When the insurers failed to provide additional documentation we had reasonably requested, we applied pressure on them with a pre-action disclosure application, which is a request to the courts to force the opponent to provide such documents we deem are necessary. We won the application and the opponent insurers had to instruct solicitors to deal with the rest of the claim.

As a firm of specialist injury lawyers, we have access to the best barristers in the country. We’ve spent years building up solid relations with them so we can get their expertise and assistance fast when we need it so we instructed a barrister to assist in preparing the claim for court proceedings. Barristers are who we instruct to represent us at hearings as that’s their specialty. Having access to such quality legal assistance can be the making or breaking of a case.

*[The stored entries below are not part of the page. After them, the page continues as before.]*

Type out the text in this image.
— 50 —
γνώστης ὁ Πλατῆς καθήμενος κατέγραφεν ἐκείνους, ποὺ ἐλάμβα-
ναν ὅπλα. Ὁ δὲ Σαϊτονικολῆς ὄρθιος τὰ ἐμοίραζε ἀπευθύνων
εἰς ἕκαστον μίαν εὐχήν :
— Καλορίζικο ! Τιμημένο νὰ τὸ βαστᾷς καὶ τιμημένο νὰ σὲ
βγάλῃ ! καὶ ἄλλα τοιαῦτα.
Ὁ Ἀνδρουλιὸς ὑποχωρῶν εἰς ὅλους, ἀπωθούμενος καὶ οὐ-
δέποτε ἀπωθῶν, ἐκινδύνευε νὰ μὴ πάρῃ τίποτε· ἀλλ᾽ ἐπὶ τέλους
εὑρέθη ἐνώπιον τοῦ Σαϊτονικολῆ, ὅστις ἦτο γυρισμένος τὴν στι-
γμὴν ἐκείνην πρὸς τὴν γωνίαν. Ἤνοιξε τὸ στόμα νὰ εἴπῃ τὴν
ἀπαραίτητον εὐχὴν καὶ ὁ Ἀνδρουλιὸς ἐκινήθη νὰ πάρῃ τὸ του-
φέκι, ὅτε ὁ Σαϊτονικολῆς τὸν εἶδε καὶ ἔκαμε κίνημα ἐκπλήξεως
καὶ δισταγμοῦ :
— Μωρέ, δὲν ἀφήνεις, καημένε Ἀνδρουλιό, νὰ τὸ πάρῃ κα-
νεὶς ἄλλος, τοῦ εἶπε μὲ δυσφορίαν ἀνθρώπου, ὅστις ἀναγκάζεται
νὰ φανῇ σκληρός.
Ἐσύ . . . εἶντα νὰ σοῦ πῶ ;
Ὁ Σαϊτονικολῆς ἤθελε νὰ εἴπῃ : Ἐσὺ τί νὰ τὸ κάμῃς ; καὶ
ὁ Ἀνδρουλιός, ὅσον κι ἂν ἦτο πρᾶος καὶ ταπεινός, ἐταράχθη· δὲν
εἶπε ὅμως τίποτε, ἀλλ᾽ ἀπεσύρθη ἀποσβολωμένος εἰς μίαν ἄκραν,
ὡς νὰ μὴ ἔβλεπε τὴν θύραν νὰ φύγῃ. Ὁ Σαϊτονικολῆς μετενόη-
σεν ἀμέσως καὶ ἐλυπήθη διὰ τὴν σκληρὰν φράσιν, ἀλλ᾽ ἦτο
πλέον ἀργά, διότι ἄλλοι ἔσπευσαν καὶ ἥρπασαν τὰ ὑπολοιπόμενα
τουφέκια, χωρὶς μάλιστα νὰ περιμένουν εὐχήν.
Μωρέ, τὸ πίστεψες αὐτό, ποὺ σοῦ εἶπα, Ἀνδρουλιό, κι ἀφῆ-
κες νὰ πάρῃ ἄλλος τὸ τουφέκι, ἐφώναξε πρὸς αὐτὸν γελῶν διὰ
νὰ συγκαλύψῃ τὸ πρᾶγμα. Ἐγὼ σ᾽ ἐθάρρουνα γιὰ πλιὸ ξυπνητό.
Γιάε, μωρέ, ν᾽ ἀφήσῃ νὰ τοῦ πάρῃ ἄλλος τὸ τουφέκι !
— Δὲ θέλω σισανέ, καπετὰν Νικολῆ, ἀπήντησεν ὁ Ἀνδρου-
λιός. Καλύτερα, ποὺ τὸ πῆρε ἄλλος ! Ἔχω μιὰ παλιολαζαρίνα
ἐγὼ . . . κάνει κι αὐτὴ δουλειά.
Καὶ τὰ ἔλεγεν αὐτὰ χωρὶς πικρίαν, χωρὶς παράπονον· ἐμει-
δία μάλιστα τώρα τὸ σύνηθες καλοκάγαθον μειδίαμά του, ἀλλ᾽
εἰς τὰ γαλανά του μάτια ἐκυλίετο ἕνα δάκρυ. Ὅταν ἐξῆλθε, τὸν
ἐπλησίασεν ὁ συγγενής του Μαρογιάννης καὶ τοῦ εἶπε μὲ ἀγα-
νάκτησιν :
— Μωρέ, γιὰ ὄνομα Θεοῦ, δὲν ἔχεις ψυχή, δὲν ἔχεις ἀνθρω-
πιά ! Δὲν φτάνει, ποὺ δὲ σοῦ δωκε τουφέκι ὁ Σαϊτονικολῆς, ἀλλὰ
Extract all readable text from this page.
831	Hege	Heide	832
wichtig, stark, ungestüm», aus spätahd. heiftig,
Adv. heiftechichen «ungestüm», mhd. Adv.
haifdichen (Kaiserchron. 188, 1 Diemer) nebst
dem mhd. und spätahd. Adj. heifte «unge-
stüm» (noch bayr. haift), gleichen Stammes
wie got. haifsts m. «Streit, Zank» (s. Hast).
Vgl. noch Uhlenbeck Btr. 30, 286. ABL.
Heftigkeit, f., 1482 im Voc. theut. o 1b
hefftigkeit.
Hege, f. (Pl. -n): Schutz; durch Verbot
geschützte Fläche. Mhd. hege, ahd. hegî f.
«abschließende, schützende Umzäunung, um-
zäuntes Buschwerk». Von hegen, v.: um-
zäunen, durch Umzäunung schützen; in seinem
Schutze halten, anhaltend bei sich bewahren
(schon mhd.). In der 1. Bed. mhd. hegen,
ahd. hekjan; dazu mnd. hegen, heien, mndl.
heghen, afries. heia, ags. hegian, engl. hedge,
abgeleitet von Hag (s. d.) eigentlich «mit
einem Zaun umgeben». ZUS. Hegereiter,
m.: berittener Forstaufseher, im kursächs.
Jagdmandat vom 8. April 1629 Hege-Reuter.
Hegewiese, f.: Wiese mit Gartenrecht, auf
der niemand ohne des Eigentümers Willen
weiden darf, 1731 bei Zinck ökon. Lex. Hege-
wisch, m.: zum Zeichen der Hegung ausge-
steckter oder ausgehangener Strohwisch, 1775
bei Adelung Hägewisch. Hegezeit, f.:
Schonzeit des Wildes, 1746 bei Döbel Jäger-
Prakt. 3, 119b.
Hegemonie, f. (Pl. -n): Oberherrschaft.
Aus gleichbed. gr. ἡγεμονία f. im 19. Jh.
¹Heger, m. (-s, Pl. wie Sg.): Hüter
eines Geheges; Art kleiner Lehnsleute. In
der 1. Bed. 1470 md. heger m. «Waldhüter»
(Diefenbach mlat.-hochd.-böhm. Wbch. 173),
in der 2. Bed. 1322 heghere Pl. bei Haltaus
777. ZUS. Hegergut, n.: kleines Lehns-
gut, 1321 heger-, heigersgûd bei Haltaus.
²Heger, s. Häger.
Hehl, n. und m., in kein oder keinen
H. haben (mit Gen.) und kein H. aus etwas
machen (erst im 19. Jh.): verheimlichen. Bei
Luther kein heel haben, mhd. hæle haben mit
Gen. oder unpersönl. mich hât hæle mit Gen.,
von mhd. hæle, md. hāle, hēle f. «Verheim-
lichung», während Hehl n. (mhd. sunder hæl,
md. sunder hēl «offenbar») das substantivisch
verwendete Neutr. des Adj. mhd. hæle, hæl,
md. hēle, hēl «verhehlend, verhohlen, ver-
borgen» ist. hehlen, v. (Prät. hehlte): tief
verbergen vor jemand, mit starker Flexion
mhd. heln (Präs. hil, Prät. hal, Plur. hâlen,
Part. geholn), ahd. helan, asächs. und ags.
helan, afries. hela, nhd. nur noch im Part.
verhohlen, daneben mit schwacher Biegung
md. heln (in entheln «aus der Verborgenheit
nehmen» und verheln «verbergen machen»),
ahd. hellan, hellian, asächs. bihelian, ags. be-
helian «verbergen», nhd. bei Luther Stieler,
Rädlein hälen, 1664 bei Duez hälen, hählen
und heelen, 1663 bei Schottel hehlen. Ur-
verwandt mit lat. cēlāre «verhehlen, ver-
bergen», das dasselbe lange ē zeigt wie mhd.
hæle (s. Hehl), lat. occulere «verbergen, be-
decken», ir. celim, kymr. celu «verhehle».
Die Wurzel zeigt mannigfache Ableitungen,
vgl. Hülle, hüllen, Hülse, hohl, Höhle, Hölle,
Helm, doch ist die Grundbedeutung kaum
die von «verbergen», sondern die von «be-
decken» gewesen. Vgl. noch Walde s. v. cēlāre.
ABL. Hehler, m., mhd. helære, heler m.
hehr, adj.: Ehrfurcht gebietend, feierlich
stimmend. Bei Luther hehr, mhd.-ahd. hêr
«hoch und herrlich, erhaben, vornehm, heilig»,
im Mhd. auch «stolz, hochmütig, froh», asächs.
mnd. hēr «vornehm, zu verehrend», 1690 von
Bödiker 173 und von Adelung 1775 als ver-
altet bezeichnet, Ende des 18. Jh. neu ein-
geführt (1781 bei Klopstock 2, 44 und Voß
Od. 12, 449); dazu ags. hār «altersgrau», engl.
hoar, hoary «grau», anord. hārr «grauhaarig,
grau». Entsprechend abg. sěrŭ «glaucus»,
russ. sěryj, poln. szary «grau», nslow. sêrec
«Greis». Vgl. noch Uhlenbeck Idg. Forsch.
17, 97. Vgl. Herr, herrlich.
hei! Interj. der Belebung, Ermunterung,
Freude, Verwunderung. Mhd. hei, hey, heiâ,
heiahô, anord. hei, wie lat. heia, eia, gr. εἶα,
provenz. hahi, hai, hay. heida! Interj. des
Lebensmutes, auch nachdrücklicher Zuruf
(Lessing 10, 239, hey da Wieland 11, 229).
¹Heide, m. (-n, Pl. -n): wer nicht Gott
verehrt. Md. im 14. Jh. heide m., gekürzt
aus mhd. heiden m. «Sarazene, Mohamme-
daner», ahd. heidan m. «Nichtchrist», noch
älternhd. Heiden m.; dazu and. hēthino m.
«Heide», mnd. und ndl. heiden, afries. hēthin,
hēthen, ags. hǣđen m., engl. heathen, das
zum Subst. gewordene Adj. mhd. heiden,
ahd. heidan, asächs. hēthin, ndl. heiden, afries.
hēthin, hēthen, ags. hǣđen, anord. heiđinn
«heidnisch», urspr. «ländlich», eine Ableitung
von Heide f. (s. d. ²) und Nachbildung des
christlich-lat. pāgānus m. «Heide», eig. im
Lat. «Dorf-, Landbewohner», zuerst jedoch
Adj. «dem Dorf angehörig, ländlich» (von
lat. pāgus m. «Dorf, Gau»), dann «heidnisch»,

Once we had all the evidence and information necessary for court, we issued court proceedings and formally served the proceedings on to the opponent. The next step is then for the court to decide what information and further evidence should be exchanged in efforts to get a case resolved without the need for a hearing.

The opponent solicitors provided us with their response to the case in which they continued their efforts to fight us. After several court directions were provided, and additional information was exchanged between us and the other side, we received an offer – likely because they realised that we were not going to stop fighting for our clients rights to compensation!

The offer was a decent offer and our client happily accepted it. In reality the insurers should have accepted liability sooner which would have saved time and costs for all involved. Ultimately it’s the insurers who pay legal fees to us, so the longer they drag it out, the more fees we incur in having to fight them.

But sometimes they try it on because their interests are to save money by stopping payouts. That’s why we’re here to fight for our clients rights to compensation!